Por José Luis Milia.-

No tengo duda alguna que “El mercader de Venecia” es una obra donde se exterioriza el prejuicio anti judío de la Inglaterra del siglo XVI, pero no por ello me privaría de leerla -dada su calidad literaria- o por extensión, de leer a Shakespeare; pero cualquier persona con un mínimo de sentido común debería tener el cuidado de saber a quién se le recomienda leer algo. Primero, porque demasiada agua -o sangre- ha corrido bajo los puentes; segundo, porque la libre interpretación -y esto no es peyorativo, estamos en una Argentina que aún se mueve por rencores pretéritos- que un chico de villa miseria puede hacer a partir de la actitud de un individuo, Shylock, de la relación judío-usurero-libra de carne, asociación que por generalizadora es de por sí ignominiosa; si a ésta le agregamos “fondos buitres”, tenemos un combo de actualidad más que explosivo.

Es “El mercader de Venecia”, una obra que, si no sumara a su trama el peso de su calidad literaria, bien podría ser interpretada como un panfleto más de la Alemania nazi.
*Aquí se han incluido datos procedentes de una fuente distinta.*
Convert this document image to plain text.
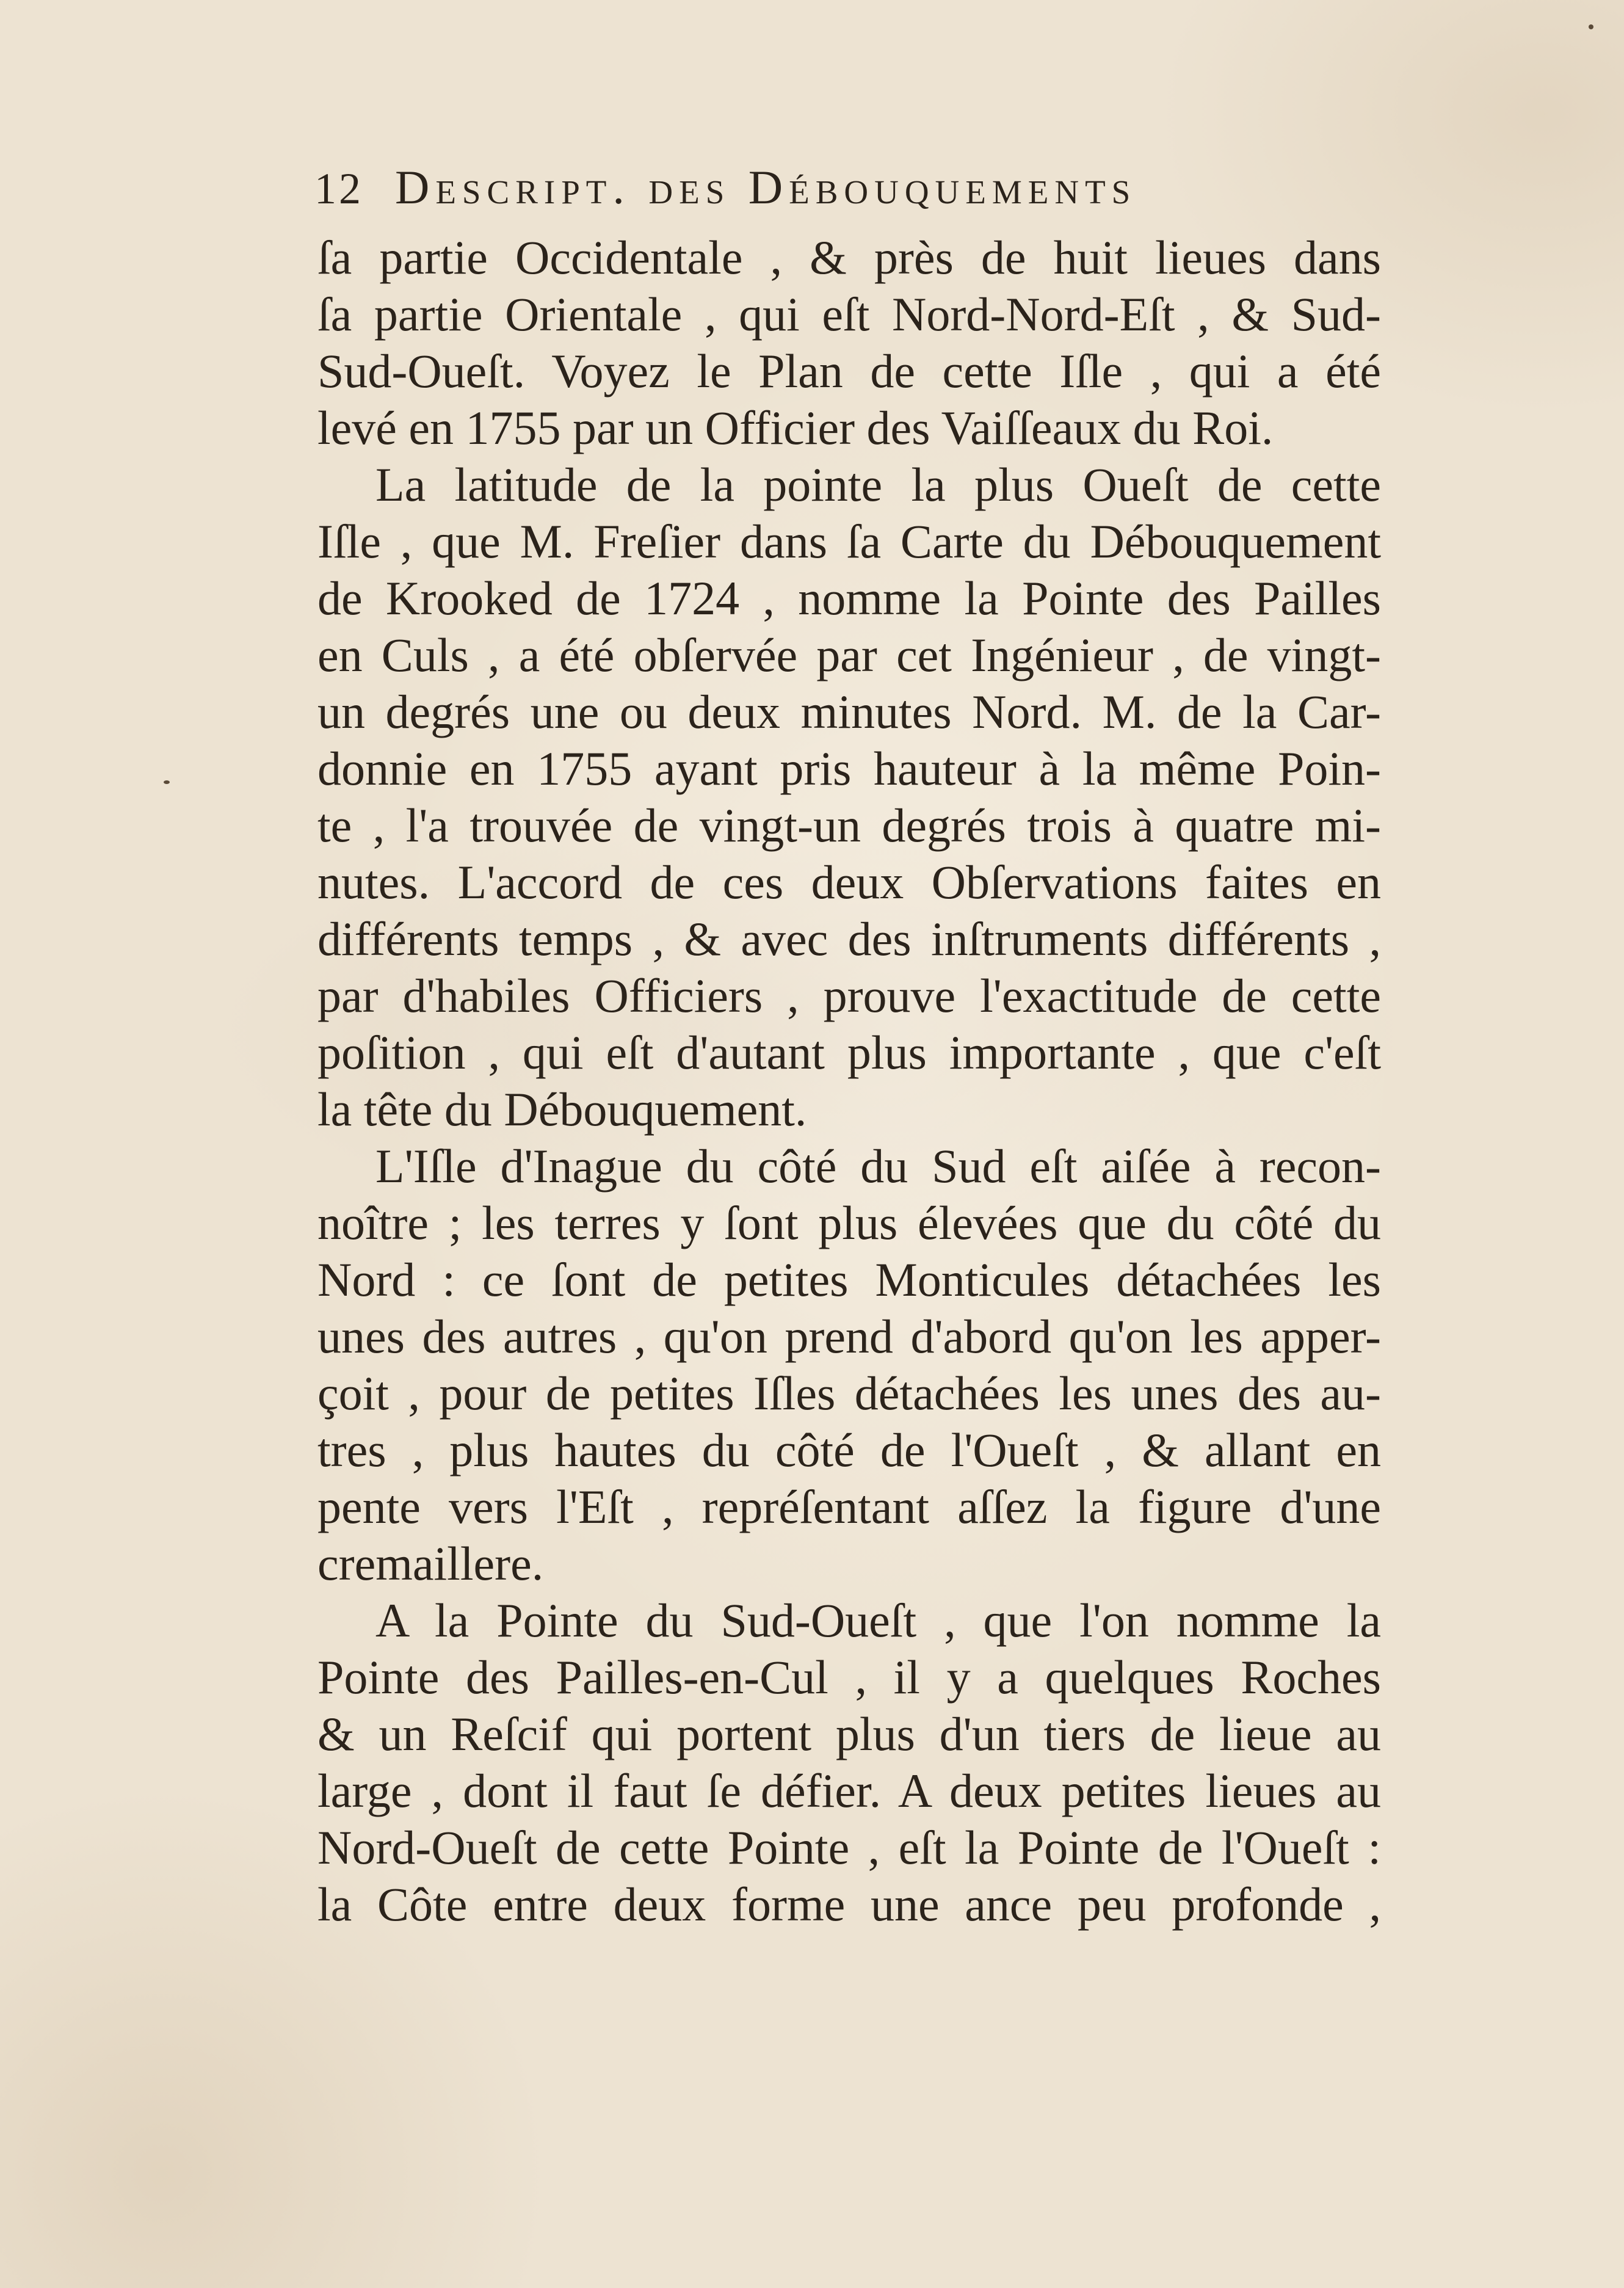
12 Descript. des Débouquements
ſa partie Occidentale , & près de huit lieues dans
ſa partie Orientale , qui eſt Nord-Nord-Eſt , & Sud-
Sud-Oueſt. Voyez le Plan de cette Iſle , qui a été
levé en 1755 par un Officier des Vaiſſeaux du Roi.
La latitude de la pointe la plus Oueſt de cette
Iſle , que M. Freſier dans ſa Carte du Débouquement
de Krooked de 1724 , nomme la Pointe des Pailles
en Culs , a été obſervée par cet Ingénieur , de vingt-
un degrés une ou deux minutes Nord. M. de la Car-
donnie en 1755 ayant pris hauteur à la même Poin-
te , l'a trouvée de vingt-un degrés trois à quatre mi-
nutes. L'accord de ces deux Obſervations faites en
différents temps , & avec des inſtruments différents ,
par d'habiles Officiers , prouve l'exactitude de cette
poſition , qui eſt d'autant plus importante , que c'eſt
la tête du Débouquement.
L'Iſle d'Inague du côté du Sud eſt aiſée à recon-
noître ; les terres y ſont plus élevées que du côté du
Nord : ce ſont de petites Monticules détachées les
unes des autres , qu'on prend d'abord qu'on les apper-
çoit , pour de petites Iſles détachées les unes des au-
tres , plus hautes du côté de l'Oueſt , & allant en
pente vers l'Eſt , repréſentant aſſez la figure d'une
cremaillere.
A la Pointe du Sud-Oueſt , que l'on nomme la
Pointe des Pailles-en-Cul , il y a quelques Roches
& un Reſcif qui portent plus d'un tiers de lieue au
large , dont il faut ſe défier. A deux petites lieues au
Nord-Oueſt de cette Pointe , eſt la Pointe de l'Oueſt :
la Côte entre deux forme une ance peu profonde ,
Es tan fuerte la imagen de pagar una deuda con una libra de carne ajena, que se ha hecho parte del lenguaje cotidiano –to be a Shylock, ser un usurero- al menos en los países de habla inglesa, donde las palabras Shylock, usury y jew eran, en la Inglaterra victoriana, mezcladas perversamente.

Si bien entiendo la alarma de las asociaciones judías de la Argentina por la recomendación presidencial de entender a Shylock para conocer los manejos de los “fondos buitres”, es poco probable que, dada la decadencia cultural argentina, sean muchos los chicos de la villa 20 que vayan a leer “El mercader de Venecia” recomendado, ni, menos aún, “Macbeth” u “Otelo”; ergo, pocos -casi ninguno, me atrevería a decir- serán los que asocien el accionar de los “fondos buitres” con Shylock. Hubiera sido preferible y mucho más real que la presidente les contara -para que conocieran la perversidad de la usura- la historia de una pareja que allá en el sur profundo de nuestro país, en plena época del proceso y aprovechando una ley del mismo, les sacaban a los deudores su casa. Sólo cabría una reflexión que alguien que vive en el frío de una villa miseria sí entendería: quizás estos deudores que perdían su techo en una zona de inviernos bajo cero hubieran preferido dar una libra de carne para no dejar a sus familias desamparadas.